Recorded: 01 Jun 2000
Dr. Demerec was marvelous—he really was! He was in touch with everything that happened in this place, both in the biological laboratories and in the Carnegie. Down to the last details. He really—concerned himself with—this may be embarrassing, but my husband was commuting and one day he told my husband, “If you have time, stop by Macy’s.

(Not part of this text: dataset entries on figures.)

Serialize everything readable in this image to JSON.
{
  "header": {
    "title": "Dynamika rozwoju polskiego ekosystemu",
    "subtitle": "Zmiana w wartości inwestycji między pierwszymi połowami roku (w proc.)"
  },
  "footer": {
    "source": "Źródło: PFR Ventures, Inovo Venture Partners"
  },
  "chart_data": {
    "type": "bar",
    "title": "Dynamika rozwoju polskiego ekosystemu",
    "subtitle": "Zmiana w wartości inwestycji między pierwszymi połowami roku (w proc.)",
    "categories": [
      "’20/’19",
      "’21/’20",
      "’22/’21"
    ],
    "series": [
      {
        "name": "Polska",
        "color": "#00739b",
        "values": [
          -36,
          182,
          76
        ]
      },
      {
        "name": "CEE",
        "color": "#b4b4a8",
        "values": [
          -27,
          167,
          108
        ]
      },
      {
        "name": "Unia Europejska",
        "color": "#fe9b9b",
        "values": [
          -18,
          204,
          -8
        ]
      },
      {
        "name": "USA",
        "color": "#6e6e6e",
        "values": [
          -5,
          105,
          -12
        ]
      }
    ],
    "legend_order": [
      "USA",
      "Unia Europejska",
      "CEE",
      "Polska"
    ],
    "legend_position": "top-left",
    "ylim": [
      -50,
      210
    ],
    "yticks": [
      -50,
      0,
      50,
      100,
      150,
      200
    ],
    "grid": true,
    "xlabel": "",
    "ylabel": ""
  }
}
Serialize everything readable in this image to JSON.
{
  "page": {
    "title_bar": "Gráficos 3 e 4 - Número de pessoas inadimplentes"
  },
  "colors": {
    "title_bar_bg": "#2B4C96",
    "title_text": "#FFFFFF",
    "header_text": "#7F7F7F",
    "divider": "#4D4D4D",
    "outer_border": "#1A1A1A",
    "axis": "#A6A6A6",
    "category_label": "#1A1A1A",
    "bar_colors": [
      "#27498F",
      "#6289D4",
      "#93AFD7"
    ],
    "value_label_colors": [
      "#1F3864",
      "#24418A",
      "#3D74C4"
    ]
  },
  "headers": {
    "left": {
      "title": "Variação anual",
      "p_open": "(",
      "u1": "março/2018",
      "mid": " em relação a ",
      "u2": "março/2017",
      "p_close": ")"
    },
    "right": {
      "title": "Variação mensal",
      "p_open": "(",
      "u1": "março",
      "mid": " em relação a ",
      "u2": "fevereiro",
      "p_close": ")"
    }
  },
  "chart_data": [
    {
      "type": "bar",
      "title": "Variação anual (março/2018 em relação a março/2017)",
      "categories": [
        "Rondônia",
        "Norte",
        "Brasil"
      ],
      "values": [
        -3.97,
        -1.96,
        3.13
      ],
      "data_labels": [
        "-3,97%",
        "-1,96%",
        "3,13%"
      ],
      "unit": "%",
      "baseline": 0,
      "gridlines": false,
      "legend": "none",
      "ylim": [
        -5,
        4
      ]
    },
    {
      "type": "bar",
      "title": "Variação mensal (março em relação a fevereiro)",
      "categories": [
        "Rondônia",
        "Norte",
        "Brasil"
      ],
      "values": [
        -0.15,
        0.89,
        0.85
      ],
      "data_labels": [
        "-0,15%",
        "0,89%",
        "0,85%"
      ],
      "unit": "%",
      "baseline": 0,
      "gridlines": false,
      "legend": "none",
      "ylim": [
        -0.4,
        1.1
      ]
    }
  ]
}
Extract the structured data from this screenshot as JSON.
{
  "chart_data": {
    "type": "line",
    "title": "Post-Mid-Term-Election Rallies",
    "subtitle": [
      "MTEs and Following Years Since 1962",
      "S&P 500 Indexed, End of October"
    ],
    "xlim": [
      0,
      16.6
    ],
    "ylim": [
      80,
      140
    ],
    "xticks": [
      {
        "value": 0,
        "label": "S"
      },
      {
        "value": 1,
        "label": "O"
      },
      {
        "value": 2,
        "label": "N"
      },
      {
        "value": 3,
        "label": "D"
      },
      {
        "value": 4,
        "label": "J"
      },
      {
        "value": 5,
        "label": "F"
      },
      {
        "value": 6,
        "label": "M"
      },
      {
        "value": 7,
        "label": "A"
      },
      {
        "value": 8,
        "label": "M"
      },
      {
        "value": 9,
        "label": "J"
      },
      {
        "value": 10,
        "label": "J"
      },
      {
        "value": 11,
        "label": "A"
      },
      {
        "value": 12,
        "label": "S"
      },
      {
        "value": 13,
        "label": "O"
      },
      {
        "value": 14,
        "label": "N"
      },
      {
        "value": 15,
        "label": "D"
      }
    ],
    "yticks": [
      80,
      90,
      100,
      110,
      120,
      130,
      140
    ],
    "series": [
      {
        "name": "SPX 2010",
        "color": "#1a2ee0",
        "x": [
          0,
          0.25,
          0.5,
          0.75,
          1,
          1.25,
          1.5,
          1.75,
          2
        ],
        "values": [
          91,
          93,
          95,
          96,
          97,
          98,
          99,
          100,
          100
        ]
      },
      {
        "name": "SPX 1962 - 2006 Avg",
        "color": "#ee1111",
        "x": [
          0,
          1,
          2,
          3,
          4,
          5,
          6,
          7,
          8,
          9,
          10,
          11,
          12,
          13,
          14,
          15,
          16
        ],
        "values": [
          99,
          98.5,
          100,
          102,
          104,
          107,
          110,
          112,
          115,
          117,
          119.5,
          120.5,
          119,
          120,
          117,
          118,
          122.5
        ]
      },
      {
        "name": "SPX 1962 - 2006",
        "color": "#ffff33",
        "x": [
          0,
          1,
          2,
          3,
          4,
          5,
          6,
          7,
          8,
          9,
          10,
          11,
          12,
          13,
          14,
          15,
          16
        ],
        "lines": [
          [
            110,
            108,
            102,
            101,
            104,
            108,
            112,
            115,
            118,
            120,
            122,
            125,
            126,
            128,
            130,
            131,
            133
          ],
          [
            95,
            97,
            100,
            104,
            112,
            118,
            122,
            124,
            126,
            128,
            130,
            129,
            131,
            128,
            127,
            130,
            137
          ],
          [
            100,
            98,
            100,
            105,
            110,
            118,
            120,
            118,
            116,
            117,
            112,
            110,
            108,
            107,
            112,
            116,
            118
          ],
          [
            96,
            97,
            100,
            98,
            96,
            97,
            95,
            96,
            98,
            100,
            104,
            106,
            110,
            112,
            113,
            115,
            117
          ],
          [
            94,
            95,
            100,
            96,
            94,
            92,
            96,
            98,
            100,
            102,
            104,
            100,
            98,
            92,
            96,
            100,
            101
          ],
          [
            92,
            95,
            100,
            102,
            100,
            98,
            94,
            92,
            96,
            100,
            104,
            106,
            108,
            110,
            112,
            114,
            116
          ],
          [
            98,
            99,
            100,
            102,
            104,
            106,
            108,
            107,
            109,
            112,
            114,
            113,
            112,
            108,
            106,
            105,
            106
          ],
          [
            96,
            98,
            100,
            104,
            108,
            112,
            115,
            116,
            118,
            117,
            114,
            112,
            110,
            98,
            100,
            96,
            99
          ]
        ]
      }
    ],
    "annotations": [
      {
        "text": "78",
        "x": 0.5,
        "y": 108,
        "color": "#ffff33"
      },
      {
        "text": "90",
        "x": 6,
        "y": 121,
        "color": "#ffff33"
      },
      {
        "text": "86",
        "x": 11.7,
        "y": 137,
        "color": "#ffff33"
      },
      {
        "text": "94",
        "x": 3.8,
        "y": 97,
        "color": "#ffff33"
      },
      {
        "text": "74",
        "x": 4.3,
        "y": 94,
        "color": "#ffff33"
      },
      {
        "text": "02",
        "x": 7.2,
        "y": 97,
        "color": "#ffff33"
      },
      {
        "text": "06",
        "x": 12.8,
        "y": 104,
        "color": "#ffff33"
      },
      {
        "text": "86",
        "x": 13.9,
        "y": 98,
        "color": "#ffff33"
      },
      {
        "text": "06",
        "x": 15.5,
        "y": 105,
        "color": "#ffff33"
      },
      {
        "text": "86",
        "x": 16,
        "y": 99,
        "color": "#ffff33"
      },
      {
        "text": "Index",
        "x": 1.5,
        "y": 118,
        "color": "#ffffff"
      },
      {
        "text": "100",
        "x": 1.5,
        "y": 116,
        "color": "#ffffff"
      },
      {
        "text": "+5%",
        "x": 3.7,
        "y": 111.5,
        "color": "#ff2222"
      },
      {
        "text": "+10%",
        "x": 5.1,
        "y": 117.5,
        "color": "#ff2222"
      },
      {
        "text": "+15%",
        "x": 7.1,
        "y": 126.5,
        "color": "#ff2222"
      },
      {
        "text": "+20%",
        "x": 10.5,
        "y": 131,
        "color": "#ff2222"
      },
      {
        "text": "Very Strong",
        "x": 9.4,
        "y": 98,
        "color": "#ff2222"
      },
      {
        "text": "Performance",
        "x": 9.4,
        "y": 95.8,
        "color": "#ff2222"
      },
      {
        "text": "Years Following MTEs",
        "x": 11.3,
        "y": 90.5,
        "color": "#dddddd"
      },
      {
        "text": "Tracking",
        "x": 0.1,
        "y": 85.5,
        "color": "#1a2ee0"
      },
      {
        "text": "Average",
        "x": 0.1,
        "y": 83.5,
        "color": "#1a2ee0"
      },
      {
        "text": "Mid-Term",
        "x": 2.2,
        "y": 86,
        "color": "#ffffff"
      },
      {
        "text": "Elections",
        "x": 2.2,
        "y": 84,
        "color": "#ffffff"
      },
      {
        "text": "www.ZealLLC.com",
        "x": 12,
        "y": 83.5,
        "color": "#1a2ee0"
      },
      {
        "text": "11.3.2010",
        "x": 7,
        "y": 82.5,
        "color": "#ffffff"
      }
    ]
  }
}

They have a sale on toilet seats.” He was very anxious save money and he would come into a lab and if someone was using the cover of Petri dish as an ashtray he would have a fit. “Twenty-five cents they said,” and he actually went out once and bought nickel ashtrays in Woolworth’s and put them all around in everybody’s labs. But that was just that kind of concern with details—it probably explains why he kept this place running so well for so long on such a shoestring. Nobody else could do it very well that way afterwards.
But his science was really very innovative for someone who had so much of his career with higher organisms; he was the only one of the classical geneticists who really plunged into bacterial work at this time. And did some amazingly important work. And I guess I worked with him, he was more my mentor than anyone else I mean from day to day. When Luria was here I got a lot of help from him but mostly I interacted with Dr. Demerec and I learned a great deal from him.
Evelyn Witkin is a leading bacterial geneticist. She earned her Ph.D. in 1947 with Theodosius Dobzhansky at Columbia University for her Drosophila research. Her interests evolved from Drosophila genetics to bacterial genetics, and she spent the summer of 1944 at Cold Spring Harbor, where she isolated a radiation-resistant mutant of E. coli. Witkin remained at the Carnegie Institution Department of Genetics at Cold Spring Harbor until 1955.
In 1971, she was appointed Professor of Biological Sciences at Douglass College, Rutgers University, and was named Barbara McClintock Professor of Genetics in 1979. Witkin moved to the Wakeman Institute at Rutgers University in 1983. Among her many honors are membership in the National Academy of Sciences (1977), Fellow of the American Association for the Advancement of Science (1980), American Women of Science Award for Outstanding Research, and Fellow of the American Academy of Microbiology.